For constructing the respective scores, Gelfand et al. (2011a) collected primary data from 6960 individual respondents in 33 countries.Footnote 5 For doing so, a survey of six questions was used, tackling the number and clarity of social norms, agreement on social norms, freedom of behavior, degree of sanctioning and compliance to social norms. The items are rated on a Likert scale with six response levels and ranked (Gelfand et al., 2011b).Footnote 6 The higher a country is ranked on the tightness score, the higher its cultural tightness is.
Uz (2015a) applies the concept of variance to determine cultural tightness–looseness, as tight cultures are usually homogenous (Triandis, 1989, 1994), with less variation across individuals in a tight society (Gelfand et al., 2006). For constructing the respective indicator, she uses secondary data from the 4th wave of the World Values Survey (WVS) as conducted in 2000, and calculates the standard deviation of selected items from this survey. The higher the standard deviation of a country, the looser the respective society is (Uz, 2015a).
From this point of departure, she calculates three indices (Uz, 2015a, 2015b): The domain-specific index contains data from the Morally Debatable Behaviors Scale (MDBS) of 68 countries,Footnote 7 which measures the tolerance for moral deviations, i.e., acceptability of prostitution, abortion, divorce, euthanasia, and suicide. The domain-general index calculates the mean of the standard deviations of all 124 items of the WVS of 64 countries. The combination index categorizes items of 65 countries according to the domains of work, family and religion and determines a score of the standard deviation of the domains.Footnote 8
Uz (2015a) proposes the application of the combination index as it conflates the advantages of the other two indices (domain-specific index and domain-general index). The combination index has great variety of values as well as great validity, and its weights of items is independent of the number of survey questions in the respective category.

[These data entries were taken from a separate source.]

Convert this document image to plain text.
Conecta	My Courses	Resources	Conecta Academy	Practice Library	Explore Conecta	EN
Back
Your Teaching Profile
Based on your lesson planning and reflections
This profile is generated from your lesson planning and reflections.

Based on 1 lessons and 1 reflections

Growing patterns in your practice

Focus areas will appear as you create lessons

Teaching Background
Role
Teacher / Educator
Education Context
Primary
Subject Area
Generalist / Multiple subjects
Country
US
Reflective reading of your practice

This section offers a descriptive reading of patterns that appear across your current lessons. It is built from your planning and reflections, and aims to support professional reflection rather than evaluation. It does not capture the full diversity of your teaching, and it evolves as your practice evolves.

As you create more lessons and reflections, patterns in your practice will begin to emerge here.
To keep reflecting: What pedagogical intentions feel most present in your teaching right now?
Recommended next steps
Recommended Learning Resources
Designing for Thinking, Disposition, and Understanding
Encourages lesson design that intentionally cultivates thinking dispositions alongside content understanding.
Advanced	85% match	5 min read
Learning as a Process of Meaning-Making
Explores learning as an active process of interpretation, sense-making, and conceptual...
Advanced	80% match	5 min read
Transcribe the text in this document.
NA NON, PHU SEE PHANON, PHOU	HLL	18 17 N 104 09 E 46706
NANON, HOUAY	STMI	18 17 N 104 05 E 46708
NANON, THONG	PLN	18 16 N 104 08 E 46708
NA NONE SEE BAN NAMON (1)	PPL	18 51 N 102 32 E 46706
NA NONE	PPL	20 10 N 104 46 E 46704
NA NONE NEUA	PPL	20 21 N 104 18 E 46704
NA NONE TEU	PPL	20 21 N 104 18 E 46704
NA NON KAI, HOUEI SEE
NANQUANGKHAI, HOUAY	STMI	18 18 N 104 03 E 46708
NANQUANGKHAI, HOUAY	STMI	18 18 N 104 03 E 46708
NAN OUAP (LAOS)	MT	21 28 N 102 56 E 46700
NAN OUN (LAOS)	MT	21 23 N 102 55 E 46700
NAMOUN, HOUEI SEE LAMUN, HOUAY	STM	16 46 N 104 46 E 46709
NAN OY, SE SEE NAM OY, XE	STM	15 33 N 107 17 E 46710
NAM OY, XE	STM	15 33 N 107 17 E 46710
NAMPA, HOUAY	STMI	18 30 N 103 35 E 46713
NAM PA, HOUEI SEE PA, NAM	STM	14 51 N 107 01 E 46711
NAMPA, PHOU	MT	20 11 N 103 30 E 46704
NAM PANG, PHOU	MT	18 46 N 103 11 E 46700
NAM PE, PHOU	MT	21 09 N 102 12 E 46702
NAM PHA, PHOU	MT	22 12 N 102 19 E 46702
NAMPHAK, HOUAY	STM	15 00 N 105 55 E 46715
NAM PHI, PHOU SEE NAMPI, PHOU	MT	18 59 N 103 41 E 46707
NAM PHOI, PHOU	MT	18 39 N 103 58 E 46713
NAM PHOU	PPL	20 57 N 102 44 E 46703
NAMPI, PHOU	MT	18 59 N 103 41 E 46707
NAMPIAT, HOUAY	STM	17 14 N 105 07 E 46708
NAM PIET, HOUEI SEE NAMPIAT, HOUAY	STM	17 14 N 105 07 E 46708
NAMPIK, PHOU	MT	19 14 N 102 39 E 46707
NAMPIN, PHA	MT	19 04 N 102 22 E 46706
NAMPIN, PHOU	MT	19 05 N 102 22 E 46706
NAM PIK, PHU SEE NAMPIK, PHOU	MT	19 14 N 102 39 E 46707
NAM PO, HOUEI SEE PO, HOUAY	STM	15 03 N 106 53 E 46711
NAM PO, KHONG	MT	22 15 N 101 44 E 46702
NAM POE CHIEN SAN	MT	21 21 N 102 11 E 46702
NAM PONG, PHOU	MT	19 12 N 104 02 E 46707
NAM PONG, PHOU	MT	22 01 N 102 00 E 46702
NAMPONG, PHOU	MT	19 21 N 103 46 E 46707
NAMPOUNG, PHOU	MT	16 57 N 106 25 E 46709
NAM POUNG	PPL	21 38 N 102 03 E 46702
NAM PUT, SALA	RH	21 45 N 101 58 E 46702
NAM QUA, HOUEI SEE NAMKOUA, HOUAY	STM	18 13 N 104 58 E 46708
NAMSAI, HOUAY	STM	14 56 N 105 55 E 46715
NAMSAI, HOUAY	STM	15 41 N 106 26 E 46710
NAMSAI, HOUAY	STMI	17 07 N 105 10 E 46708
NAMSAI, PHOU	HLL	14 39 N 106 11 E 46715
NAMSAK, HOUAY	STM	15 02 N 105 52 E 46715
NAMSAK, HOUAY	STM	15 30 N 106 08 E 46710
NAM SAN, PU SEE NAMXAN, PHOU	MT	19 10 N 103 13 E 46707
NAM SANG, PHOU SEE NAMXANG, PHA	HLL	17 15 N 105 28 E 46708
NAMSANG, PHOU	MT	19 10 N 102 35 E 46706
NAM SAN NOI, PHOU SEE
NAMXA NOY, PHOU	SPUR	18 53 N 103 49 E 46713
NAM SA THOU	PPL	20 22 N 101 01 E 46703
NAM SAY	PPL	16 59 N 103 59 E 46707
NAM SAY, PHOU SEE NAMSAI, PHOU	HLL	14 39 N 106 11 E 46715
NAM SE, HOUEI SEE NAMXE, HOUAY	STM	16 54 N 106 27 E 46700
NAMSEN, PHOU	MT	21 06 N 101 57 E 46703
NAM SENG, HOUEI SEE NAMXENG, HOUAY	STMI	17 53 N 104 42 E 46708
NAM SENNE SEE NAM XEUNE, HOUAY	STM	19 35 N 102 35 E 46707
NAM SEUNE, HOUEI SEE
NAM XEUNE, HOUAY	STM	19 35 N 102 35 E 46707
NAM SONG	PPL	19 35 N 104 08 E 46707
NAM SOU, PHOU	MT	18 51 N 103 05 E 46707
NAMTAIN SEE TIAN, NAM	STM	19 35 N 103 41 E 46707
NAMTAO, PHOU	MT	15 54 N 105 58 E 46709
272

Hence, the two indicators as discussed measure the same concept—tightness–looseness—applying different methodologies and with a different message: While in the tightness score of Gelfand et al. (2011a) high values indicate for tight cultures, in the cultural tightness–looseness index combination index of Uz (2015a), high values stand for loose societies.
While the concept of tightness and looseness often is discussed separately from other concepts of cultural dimensions typically used in empirical work (see e.g., Deckert & Schomaker, 2018), interrelations between different approaches can be identified. Overall, the tightness score of Gelfand et al. (2011b) has a statistically significant, negative correlation to individualism and a statistically significant, positive correlation to Power Distance as used by Hofstede (2003), with the Hofstede-dimension of Individualism being positively related to innovativeness, the dimension of Power Distance being negatively related to innovativeness (Deckert & Nyssen Guillén, 2017). The indicator of Uz (2015a) is negatively correlated to conformity, and, as will be discussed in the following, positively correlated to innovation as measured by the Global Innovation Index (Uz, 2015b).
Thus, our empirical strategy is based on the following hypotheses as derived from theoretical considerations how tightness and looseness may affect innovativeness. Our working hypothesis is that cultural tightness has a negative relation to national innovativeness, and conversely cultural looseness has a positive relation to national innovativeness. Based on this, we scrutinize the hypotheses as follow in our empirical tests:
H1
The tightness score (TS) of Gelfand et al. (2011a) has a negative relation to national innovativeness.
H2
The cultural tightness–looseness combination index (CTL_C) of Uz (2015a) has a positive relation to national innovativeness.